Indonesia Berpotensi Menjadi Kontributor Terbesar Emisi Gas Rumah Kaca

By , Rabu, 7 Oktober 2015 | 19:30 WIB

Jika tidak ada upaya pemerintah Indonesia untuk mengurangi ketergantungan atas batubara, Indonesia tidak hanya akan terkebak dalam perubahan iklim, tetapi juga akan menjadi kontributor terbesar emisi gas rumah kaca, demikian disampaikan Arif Fiyanto, juru kampanye Greenpeace Indonesia berkaitan dengan program pemerintah membangun pembangkit listrik sebesar 35.000 MW. Menurut data Greenpeace, 60% atau sekitar 22.000 MW akan dihasilkan dari PLTU batubara.

“Setiap 2000 MW, dia (PLTU batubara) akan menghasilkan emisi karbon rata-rata 10,8 juta tin per tahun,” ujar Arif saat ditemui dalam kegiatan Festival Buru Baru di pantai Baru, Yogyakarta (26/9). Dalam rentang tahun 2019 sampai 2030—jika seluruh PLTU batubara beroperasi pada tahun 2019 sesuai dengan target pemerintah,“PLTU ini akan menghasilkan emisi karbon sebesar 1,3 Giga Ton,” tambahnya.

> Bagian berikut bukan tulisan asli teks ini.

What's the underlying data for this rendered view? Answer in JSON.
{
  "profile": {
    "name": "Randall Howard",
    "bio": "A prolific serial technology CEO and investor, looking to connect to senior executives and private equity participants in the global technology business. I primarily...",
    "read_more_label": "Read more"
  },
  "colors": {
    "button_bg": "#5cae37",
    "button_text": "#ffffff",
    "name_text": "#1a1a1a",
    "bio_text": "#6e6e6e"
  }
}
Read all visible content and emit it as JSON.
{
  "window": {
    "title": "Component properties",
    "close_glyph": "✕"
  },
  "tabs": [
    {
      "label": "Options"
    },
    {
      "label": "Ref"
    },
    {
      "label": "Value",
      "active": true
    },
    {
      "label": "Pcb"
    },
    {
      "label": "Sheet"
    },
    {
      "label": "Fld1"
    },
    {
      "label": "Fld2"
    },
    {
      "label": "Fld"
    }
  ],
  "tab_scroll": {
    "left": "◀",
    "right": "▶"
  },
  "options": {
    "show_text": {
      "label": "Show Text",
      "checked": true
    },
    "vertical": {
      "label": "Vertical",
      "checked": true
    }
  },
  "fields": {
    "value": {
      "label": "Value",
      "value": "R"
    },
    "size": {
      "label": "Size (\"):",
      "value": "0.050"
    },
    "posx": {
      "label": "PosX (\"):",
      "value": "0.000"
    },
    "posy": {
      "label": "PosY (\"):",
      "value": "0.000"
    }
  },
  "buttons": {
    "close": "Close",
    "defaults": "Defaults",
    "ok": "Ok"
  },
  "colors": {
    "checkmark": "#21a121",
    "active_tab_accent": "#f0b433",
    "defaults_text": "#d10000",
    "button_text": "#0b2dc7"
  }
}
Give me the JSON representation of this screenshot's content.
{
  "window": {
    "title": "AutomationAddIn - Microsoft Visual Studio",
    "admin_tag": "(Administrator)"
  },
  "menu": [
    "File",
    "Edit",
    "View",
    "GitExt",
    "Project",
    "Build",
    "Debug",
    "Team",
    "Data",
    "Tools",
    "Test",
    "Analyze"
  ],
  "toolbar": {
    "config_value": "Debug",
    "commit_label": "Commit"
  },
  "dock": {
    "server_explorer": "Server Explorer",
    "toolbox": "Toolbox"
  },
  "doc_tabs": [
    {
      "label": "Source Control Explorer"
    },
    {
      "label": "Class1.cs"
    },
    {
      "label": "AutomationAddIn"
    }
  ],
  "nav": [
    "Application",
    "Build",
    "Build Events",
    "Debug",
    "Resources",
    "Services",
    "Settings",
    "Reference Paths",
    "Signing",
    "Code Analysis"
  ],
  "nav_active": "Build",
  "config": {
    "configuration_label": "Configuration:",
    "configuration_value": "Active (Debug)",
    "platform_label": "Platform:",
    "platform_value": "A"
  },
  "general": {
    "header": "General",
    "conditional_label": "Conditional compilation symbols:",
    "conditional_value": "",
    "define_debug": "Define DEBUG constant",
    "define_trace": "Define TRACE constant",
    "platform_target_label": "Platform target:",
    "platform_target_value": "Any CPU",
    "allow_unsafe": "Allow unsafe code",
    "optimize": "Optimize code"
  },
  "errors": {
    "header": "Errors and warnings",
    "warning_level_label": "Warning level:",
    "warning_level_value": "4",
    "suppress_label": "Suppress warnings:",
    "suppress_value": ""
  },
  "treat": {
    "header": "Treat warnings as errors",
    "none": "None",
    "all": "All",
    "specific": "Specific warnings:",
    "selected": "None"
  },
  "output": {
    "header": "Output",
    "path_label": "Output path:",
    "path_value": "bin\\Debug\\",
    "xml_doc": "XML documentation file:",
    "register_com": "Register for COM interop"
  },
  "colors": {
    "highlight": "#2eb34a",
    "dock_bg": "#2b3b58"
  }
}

Sampai saat ini, menurut Arif, emisi karbon datang dari hutan dan alih fungsi lahan. Namun mulai tahun 2020, emisi dari sektor energi, terutama dari pembangkit listrik akan menjadi faktor yang dominan.

Penelitian Harvard yang disusun dalam sebuah laporan oleh Greenpeace dalam ‘Ancaman Maut PLTU Batubara’ menyebutkan bahwa batubara yang dibakar di PLTU memancarkan sejumlah polutan seperti NOx dan SO3 yang merupakan kontributor utama dalam pembentukan hujan asam dan polusi PM 2.5 (partikulat debu melayang).

Partikel-partikel polutan yang sangat berbahaya tersebut, saat ini mengakibatkan kematian dini sekitar 6.500 jiwa per tahun di Indonesia, demikian tertulis dalam laporan tersebut. Angka tersebut diperkirakan akan bertambah menjadi sekitar 15.700 jiwa per tahun seiring rencana pembangunan PLTU batubara baru.

Lebih lanjut Arif Fiyanto menganggap bahwa membangun pembangkit listrik 35.000 MW selama lima tahun adalah proyek yang ambisius. Menurutnya, seharusnya pemerintah bukan membangun PLTU batubara, “Melainkan membangun pembangkit listrik yang bersumber dari energi terbarukan skala kecil yang sesuai dengan potensi dan karakteristik wilayah-wilayah yang membutuhkan listrik.”

“Misal seluruh pulau Rote butuh 1 MW, membangun pembangkit listrik tenaga surya dari perijinan, konstruksi sampai beroperasi penuh cuma butuh waktu 6 bulan.”